Князь Адам Казимир Чарторыский, сын коронного маршала, не отвечал идеалу, о котором с юных лет мечтала его супруга. То было время сентиментальных любовных бредней, амурных авантюр и парения в экстравагантнейших эмпиреях воображения, вскормленного фантастическими произведениями таких авторов, как мадам де Скюдери, Радклиф и таких сочинений, как «Исповедь» Ж-Ж. Руссо, воспевающих страдания непонятых женщин, доблесть их избавителей от супружеского ига и блаженство незаконной любви.

Супруг этой экзальтированной семнадцатилетней особы неспособен был служить ей ни руководителем, ни опорой против светских соблазнов, которыми был усеян ее жизненный путь при тогдашней распущенности нравов и предприимчивости искусителей женской добродетели, дошедших в этом искусстве до виртуозности. Сам князь Адам Казимир был жертвой страсти к сильным ощущениям, и был воспитан с малых лет в мечтах сделаться героем блестящей авантюры, которая должна была увенчать честолюбивые замыслы «фамилии». Его растили и воспитывали претендентом на польский престол и ни перед чем не останавливались для достижения этой цели.

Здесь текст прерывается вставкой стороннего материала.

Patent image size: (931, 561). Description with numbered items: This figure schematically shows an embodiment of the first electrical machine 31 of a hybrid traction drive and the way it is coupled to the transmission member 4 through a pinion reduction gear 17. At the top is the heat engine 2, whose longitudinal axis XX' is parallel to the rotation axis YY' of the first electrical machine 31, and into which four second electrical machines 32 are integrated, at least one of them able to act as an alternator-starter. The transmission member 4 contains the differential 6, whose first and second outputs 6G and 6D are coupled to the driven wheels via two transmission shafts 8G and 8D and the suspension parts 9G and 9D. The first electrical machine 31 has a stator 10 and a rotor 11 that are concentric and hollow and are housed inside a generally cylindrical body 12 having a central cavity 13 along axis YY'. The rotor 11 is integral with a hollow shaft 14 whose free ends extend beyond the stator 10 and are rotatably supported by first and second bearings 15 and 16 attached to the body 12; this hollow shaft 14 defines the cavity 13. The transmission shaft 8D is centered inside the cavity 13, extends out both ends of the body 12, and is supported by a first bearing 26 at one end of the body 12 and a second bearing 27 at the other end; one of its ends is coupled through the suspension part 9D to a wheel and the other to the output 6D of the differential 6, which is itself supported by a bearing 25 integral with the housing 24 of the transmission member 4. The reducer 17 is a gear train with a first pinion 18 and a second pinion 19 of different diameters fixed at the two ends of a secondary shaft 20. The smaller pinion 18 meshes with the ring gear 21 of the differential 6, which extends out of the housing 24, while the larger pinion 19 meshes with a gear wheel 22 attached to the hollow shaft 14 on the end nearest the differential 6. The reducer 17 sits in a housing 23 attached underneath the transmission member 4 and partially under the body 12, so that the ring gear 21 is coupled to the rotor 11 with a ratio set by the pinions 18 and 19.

Он получил блестящее воспитание под руководством опытного и просвещенного педагога, иезуита де Моне, и, обладая в совершенстве всеми талантами светского кавалера, являлся, по свидетельству компетентного в этом деле современника, известного принца де Линя, «любезнейшим, остроумнейшим и обаятельнейшим кавалером в Европе».

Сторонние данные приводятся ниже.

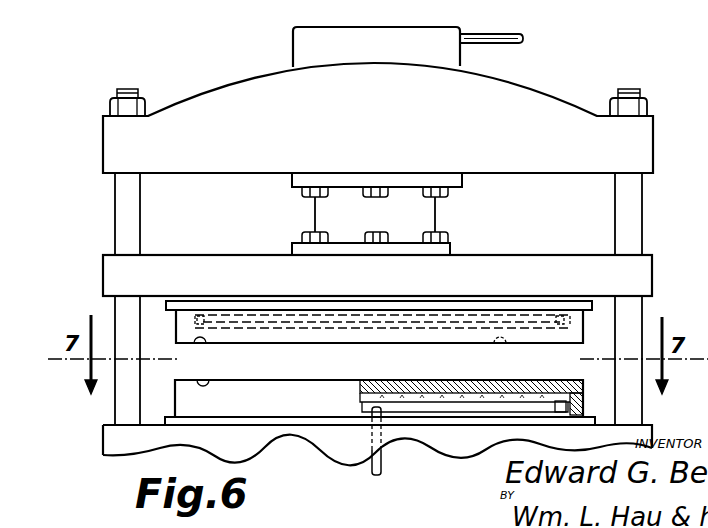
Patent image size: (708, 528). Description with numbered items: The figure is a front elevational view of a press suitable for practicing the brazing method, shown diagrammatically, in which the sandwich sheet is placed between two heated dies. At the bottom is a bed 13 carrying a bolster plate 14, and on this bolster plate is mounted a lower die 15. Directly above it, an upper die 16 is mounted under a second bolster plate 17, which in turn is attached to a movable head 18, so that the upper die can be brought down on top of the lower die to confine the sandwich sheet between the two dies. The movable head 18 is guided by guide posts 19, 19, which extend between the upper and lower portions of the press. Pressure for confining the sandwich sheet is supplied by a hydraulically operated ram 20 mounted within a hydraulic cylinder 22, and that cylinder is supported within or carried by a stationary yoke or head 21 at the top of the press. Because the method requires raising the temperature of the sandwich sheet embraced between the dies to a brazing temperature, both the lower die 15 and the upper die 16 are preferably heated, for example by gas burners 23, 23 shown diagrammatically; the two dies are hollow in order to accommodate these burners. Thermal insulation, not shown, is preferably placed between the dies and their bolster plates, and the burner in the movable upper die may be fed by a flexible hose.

The bed 13 is at (117, 443).
The bolster plate 14 is at (317, 421).
The lower die 15 is at (297, 379).
The upper die 16 is at (441, 342).
The bolster plate 17 is at (232, 303).
The movable head 18 is at (630, 272).
The guide posts 19 is at (127, 218).
The ram 20 is at (428, 219).
The stationary yoke or head 21 is at (537, 100).
The cylinder 22 is at (398, 36).
The gas burners 23 is at (358, 343).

К сожалению, сердце князя было сухо, а ум — узок. Не унаследовав ни политических способностей своего строптивого отца, ни холодной рассудительности своего дяди, девизу которого: «Mieux ne rien faire que fair des riens» [12], он слишком часто изменял, — князь Адам Казимир, тратясь свыше средств для поддержания положения кандидата на престол, успел расстроить свое собственное огромное состояние и запутал в неоплатных долгах приданое жены. И все это для того, чтобы потерпеть неудачу в своих честолюбивых замыслах! По настоянию русской императрицы, после смерти Августа III польским королем был избран Понятовский.

Вне себя от раздражения и досады, несчастный претендент поехал развлекаться от поражения за границу, где провел много лет во время ранней юности и где у него осталось множество друзей, веселых собутыльников и товарищей по великосветскому разврату.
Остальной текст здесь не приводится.